On Communication Compression for Distributed Optimization on Heterogeneous Data
This addresses communication bottlenecks in distributed machine learning training for scenarios with non-iid data, but it is incremental as it builds on existing compression methods.
The paper analyzed the impact of heterogeneous data on distributed optimization with gradient compression, finding that D-EF-SGD is less affected than D-QSGD but both slow down with high data skewness, and identified alternatives like a method for strongly convex problems and a general approach for linear compressors.

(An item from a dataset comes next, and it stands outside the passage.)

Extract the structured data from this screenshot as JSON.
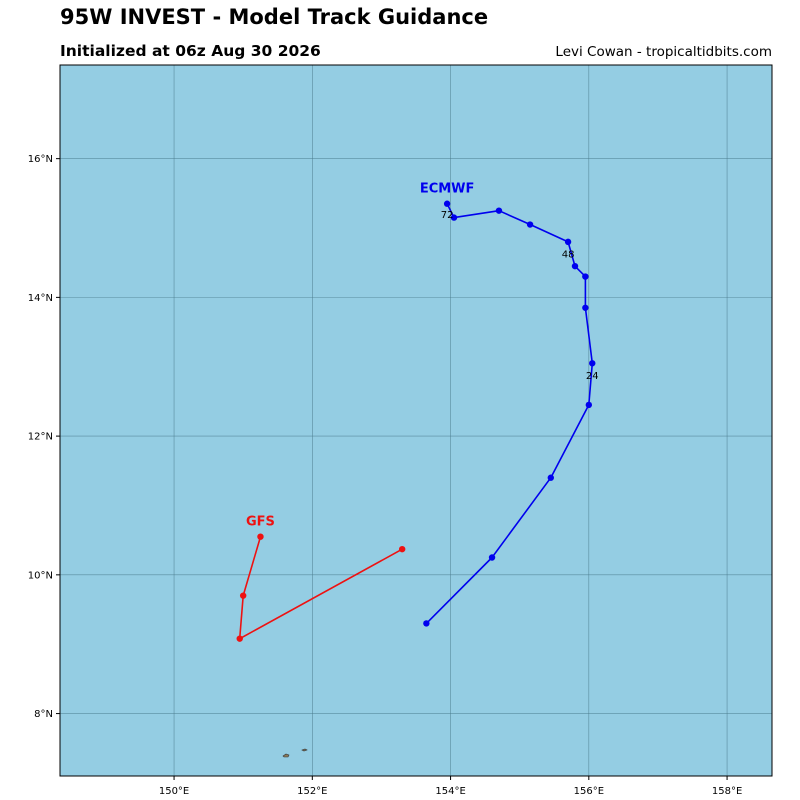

Lossy gradient compression, with either unbiased or biased compressors, has become a key tool to avoid the communication bottleneck in centrally coordinated distributed training of machine learning models. We analyze the performance of two standard and general types of methods: (i) distributed quantized SGD (D-QSGD) with arbitrary unbiased quantizers and (ii) distributed SGD with error-feedback and biased compressors (D-EF-SGD) in the heterogeneous (non-iid) data setting. Our results indicate that D-EF-SGD is much less affected than D-QSGD by non-iid data, but both methods can suffer a slowdown if data-skewness is high. We further study two alternatives that are not (or much less) affected by heterogenous data distributions: first, a recently proposed method that is effective on strongly convex problems, and secondly, we point out a more general approach that is applicable to linear compressors only but effective in all considered scenarios.